You can buy a brand new TV of similar or better specification and start off with a new 5 year warranty.

I'd take it and move on.


----------



## roscopervis (Aug 22, 2006)

One thing I would say - the TV that broke had a true 100hz panel. That might not mean anything to you, but for some it is important as the smooth motion is essential as some people are sensitive to the flicker or motion of 50hz panel sets. I don’t think any of the current sub £500 LG’s in Curry’s have that option so the spec is different on a fundamental level. Perhaps you can say that you need a true 100hz panel as I think that the cheapest of those is at £599.


----------



## justinio (Jun 24, 2013)

Kerr said:


> Currys are offering you a substantial partial refund.
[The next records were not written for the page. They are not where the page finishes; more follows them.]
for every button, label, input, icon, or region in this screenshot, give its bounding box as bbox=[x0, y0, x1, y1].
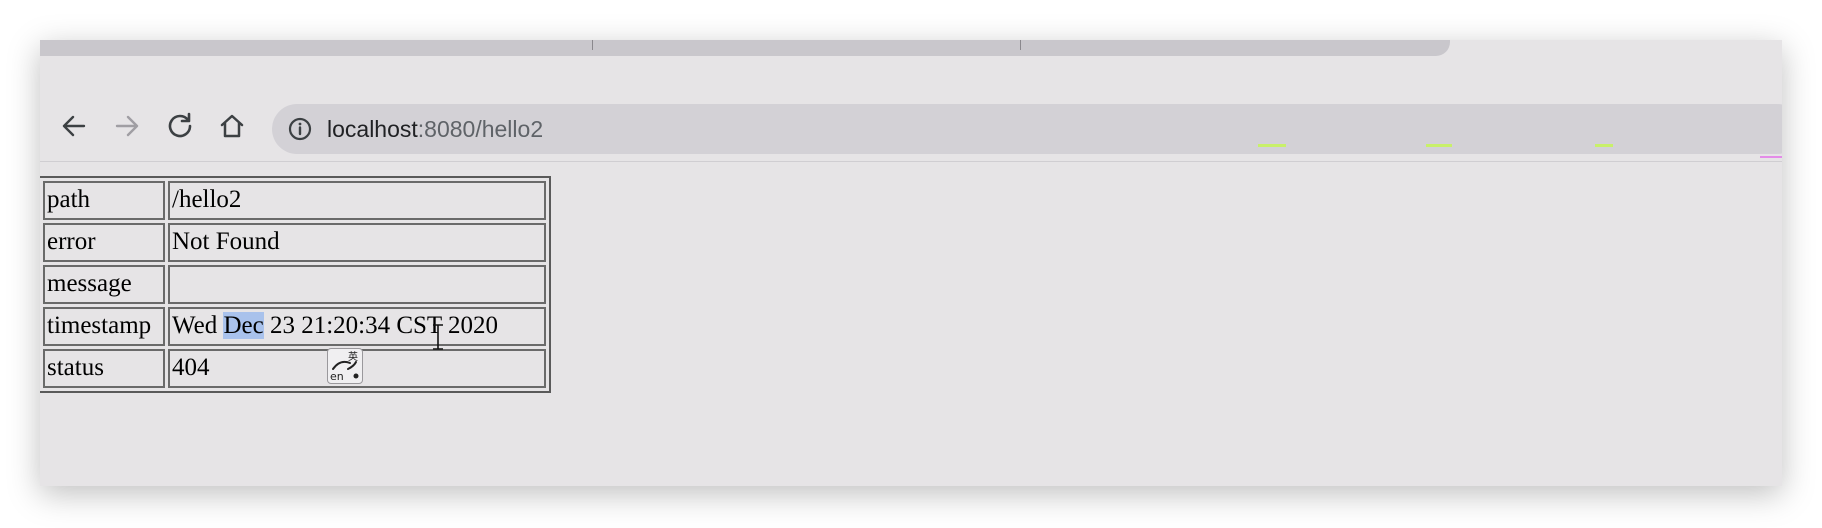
row-key: timestamp bbox=[43, 307, 165, 346]
error-table: path /hello2 error Not Found message tim… bbox=[40, 176, 551, 393]
url-text[interactable]: localhost:8080/hello2 bbox=[327, 116, 543, 143]
render-artifact bbox=[1258, 144, 1286, 147]
forward-arrow-icon bbox=[115, 115, 139, 137]
browser-window: localhost:8080/hello2 path /hello2 error… bbox=[40, 40, 1782, 486]
info-icon[interactable] bbox=[288, 117, 312, 141]
reload-icon bbox=[168, 112, 192, 138]
render-artifact bbox=[1595, 144, 1613, 147]
tab-strip bbox=[40, 40, 1450, 56]
ime-indicator: 英 en bbox=[327, 348, 363, 384]
ime-input-method-icon: 英 en bbox=[330, 350, 359, 383]
home-icon bbox=[220, 114, 244, 138]
row-key: status bbox=[43, 349, 165, 388]
row-value: Wed Dec 23 21:20:34 CST 2020 bbox=[168, 307, 546, 346]
url-host: localhost bbox=[327, 116, 418, 142]
table-row: status 404 bbox=[43, 349, 546, 388]
timestamp-suffix: 23 21:20:34 CST 2020 bbox=[263, 312, 498, 339]
ime-lang: en bbox=[330, 370, 344, 383]
row-key: path bbox=[43, 181, 165, 220]
back-button[interactable] bbox=[54, 106, 94, 146]
table-row: path /hello2 bbox=[43, 181, 546, 220]
url-path: :8080/hello2 bbox=[417, 116, 544, 142]
toolbar-edge-marker bbox=[1760, 156, 1782, 158]
row-key: message bbox=[43, 265, 165, 304]
address-bar[interactable]: localhost:8080/hello2 bbox=[272, 104, 1782, 154]
row-value: Not Found bbox=[168, 223, 546, 262]
row-key: error bbox=[43, 223, 165, 262]
forward-button[interactable] bbox=[107, 106, 147, 146]
tab-divider bbox=[1020, 40, 1021, 50]
table-row: timestamp Wed Dec 23 21:20:34 CST 2020 bbox=[43, 307, 546, 346]
row-value: /hello2 bbox=[168, 181, 546, 220]
home-button[interactable] bbox=[212, 106, 252, 146]
tab-divider bbox=[592, 40, 593, 50]
table-row: error Not Found bbox=[43, 223, 546, 262]
ime-glyph: 英 bbox=[348, 350, 358, 363]
selected-text[interactable]: Dec bbox=[223, 312, 264, 339]
back-arrow-icon bbox=[62, 115, 86, 137]
page-content: path /hello2 error Not Found message tim… bbox=[40, 162, 1782, 486]
text-cursor-icon bbox=[433, 324, 443, 350]
row-value bbox=[168, 265, 546, 304]
browser-toolbar: localhost:8080/hello2 bbox=[40, 56, 1782, 162]
reload-button[interactable] bbox=[160, 106, 200, 146]
table-row: message bbox=[43, 265, 546, 304]
render-artifact bbox=[1426, 144, 1452, 147]
timestamp-prefix: Wed bbox=[172, 312, 224, 339]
You've had 4 years usage of the TV. It's a good deal.
> 
> Looking at your TV, and what £479 buys you now, I don't think they are being unreasonable at all. I think the offer is good.
> 
> ...


Just as an FYI, the Sale of Goods Act (1979) was replaced by the Consumer Rights Act (2015).

Apparently, on their 5 year warranty, Currys state:

"If the product cannot be repaired, we will replace it with a TV of equivalent specification. If we don't have an equivalent product, we'll discuss an alternative solution with you and we'll always do our best to make sure that you are satisfied with the outcome"

So, you likely wont get a £699 TV to replace yours, but you should expect one with an equivalent spec (which shoudnt be difficult 4 years on).

It's up to you how much hassle it's worth arguing the toss with them. As others have said, you've had 4 years use out of it, so £479 isnt a terrible offer.


----------